Mechanical accuracy is essential for CSI treatments, especially when the total dose is delivered in a single plan with high-dose gradients. Typical mechanical tolerances are on the order of ±1 mm for an MLC position, couch positions, and isocenter movement during gantry rotation. Patient motion has to also be taken into account when considering the technical uncertainties. Typical misalignment errors may vary between 0 and 3 mm. In this study, an error of ±3 mm along the longitudinal axis of the treatment couch was introduced to the plan. As seen in Fig. 3, a shallow dose gradient was achieved in the overlapping region for each arc automatically. The ±3-mm shift had only a small effect on the dose distribution with an error less than ±10 % of the calculated spinal cord dose. In practice, the field match errors are random and assumed to be smaller than 3 mm. Therefore, the overall dose uncertainties in a RA CSI treatment are expected to be much lower than the reported 10 %.

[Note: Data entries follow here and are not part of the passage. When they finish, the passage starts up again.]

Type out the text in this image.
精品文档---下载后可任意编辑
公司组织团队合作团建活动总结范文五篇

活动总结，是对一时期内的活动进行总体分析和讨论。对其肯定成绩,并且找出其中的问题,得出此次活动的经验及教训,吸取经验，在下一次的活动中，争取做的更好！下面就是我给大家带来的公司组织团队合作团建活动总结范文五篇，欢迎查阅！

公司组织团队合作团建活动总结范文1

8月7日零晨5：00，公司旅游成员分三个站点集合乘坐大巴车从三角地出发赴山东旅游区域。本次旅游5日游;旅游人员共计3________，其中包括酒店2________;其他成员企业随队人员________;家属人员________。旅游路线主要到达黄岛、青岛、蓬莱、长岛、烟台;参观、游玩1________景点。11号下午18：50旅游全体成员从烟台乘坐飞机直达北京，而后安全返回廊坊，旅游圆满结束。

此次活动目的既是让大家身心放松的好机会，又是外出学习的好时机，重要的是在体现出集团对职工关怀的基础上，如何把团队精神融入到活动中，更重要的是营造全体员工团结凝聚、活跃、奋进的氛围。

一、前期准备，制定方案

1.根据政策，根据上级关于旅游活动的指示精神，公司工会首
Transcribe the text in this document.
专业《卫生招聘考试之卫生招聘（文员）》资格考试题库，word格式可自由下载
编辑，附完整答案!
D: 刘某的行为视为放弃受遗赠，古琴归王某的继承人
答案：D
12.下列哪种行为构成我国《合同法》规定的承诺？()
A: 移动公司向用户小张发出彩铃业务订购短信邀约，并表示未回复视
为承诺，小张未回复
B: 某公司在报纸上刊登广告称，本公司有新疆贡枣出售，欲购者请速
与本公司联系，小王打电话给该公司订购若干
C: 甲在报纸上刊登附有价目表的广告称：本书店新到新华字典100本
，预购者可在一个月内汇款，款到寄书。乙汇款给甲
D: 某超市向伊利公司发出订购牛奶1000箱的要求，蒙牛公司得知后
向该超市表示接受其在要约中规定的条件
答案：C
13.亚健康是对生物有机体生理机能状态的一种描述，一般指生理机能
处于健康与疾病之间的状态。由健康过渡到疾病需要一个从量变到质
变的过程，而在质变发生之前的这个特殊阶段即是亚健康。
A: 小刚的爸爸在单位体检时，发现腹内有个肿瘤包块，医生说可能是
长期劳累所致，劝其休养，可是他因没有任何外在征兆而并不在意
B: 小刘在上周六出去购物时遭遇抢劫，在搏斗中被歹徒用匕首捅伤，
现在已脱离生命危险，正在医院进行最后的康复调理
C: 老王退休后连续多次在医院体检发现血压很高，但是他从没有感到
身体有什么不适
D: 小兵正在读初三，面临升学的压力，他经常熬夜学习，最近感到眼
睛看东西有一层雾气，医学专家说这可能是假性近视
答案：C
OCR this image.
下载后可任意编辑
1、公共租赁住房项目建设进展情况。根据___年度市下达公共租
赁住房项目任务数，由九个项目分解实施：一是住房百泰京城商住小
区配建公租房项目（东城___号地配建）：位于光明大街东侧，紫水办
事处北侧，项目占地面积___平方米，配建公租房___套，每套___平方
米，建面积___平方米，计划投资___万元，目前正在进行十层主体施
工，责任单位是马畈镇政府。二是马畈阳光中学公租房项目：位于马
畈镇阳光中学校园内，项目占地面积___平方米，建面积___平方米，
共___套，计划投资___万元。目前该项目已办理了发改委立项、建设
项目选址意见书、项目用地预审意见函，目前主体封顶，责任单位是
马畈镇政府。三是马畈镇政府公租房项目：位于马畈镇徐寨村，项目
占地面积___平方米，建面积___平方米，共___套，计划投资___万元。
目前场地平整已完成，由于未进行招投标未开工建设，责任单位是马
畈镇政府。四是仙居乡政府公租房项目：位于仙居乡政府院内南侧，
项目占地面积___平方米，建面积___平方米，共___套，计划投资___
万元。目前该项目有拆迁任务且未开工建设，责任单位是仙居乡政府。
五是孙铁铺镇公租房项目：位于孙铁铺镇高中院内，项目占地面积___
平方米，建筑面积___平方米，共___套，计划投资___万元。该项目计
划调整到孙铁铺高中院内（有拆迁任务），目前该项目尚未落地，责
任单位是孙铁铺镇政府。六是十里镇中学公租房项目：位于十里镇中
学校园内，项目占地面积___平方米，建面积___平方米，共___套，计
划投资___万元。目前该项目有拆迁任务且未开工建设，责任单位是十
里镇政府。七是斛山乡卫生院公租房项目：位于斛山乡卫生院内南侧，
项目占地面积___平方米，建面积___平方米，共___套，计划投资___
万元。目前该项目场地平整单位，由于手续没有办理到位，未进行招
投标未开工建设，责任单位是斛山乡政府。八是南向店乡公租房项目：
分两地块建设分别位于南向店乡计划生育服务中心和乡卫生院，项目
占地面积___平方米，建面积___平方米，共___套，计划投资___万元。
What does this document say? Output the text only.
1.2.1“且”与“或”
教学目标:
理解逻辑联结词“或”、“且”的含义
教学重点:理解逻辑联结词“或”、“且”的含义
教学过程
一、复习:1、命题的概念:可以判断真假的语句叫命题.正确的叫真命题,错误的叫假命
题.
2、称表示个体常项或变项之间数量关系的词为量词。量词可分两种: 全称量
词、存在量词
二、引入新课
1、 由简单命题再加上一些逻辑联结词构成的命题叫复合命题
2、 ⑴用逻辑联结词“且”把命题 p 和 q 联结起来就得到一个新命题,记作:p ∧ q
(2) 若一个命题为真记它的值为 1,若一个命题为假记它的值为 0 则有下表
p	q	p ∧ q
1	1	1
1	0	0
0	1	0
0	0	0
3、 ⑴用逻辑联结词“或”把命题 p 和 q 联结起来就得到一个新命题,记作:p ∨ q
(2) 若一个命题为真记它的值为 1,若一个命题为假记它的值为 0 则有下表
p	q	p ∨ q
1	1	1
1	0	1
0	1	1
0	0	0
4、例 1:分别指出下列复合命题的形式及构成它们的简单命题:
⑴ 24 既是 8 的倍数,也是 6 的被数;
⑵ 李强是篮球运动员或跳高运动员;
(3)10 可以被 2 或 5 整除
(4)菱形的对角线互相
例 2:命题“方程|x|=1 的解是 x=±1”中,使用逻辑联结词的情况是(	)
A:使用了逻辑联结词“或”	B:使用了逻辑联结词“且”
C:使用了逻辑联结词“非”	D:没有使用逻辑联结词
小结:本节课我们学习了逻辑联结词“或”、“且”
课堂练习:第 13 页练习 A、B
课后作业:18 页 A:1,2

There is a growing concern about secondary malignancies in CSI, especially for pediatric patients. Compared with conventional 3DCRT techniques, the doses to the thyroid, larynx, heart, and esophagus were reduced by RA. However, the doses to the large surrounding volumes, and other organs such as the lungs and kidneys, were increased. The biological effect of the increased volume receiving a lower dose is still not clear. Whether an intermediate dose to certain organs is safer than a lower dose to multiple organs is currently unknown when considering the risk of secondary malignancies. However, it has been shown that IMRT may increase the risk of secondary cancer due to the high number of MUs required to deliver a plan [18, 19]. The dose to normal organs not in the proximity of the PTV arises largely from collimator transmission and scatter radiation from the linac, and this dose is proportional to the number of MUs. The RA VMAT technique is designed to use MUs more efficiently, decreasing the significance of this problem. The MUs used in this study are similar to that of 3DCRT and are much less than conventional IMRT. Therefore, RA might play a role in reducing overall risks of secondary cancers for patients with a long life expectancy, when compared with conventional IMRT.

Another important advantage of RA, compared with more complex delivery techniques such as IMRT, is the relative ease of implementing the therapy. The planning time is generally less than 30 min, and the time for treatment delivery is reduced from 10–16 min for IMRT or tomotherapy to only a few minutes. This results in less time for potential motion errors while the patient is on the treatment couch.

In this study, the CTV of CSI was defined as the entire leptomeningeal region and the cranial contents (brain and meninges) and the spinal canal. Whether the CTV should include the spinal canal only or the entire vertebra body is an active issue in debate. It is a balance between the risk of uneven bone growth and the reduction in risk of damage to all other organs.


This study provides a practically useful planning method for RA treatment of CSI and illustrates the ability of RA to generate highly conformal and homogeneous treatment plans for pediatric and adult CSI, while limiting the dose to the relevant OARs. It is shown that the resultant RA dose distribution is much less sensitive to the uncertainties caused by mechanical inaccuracies or patient setup errors. RA CSI appears to be a dosimetrically advantageous, faster, and safer technique to deliver CSI treatments.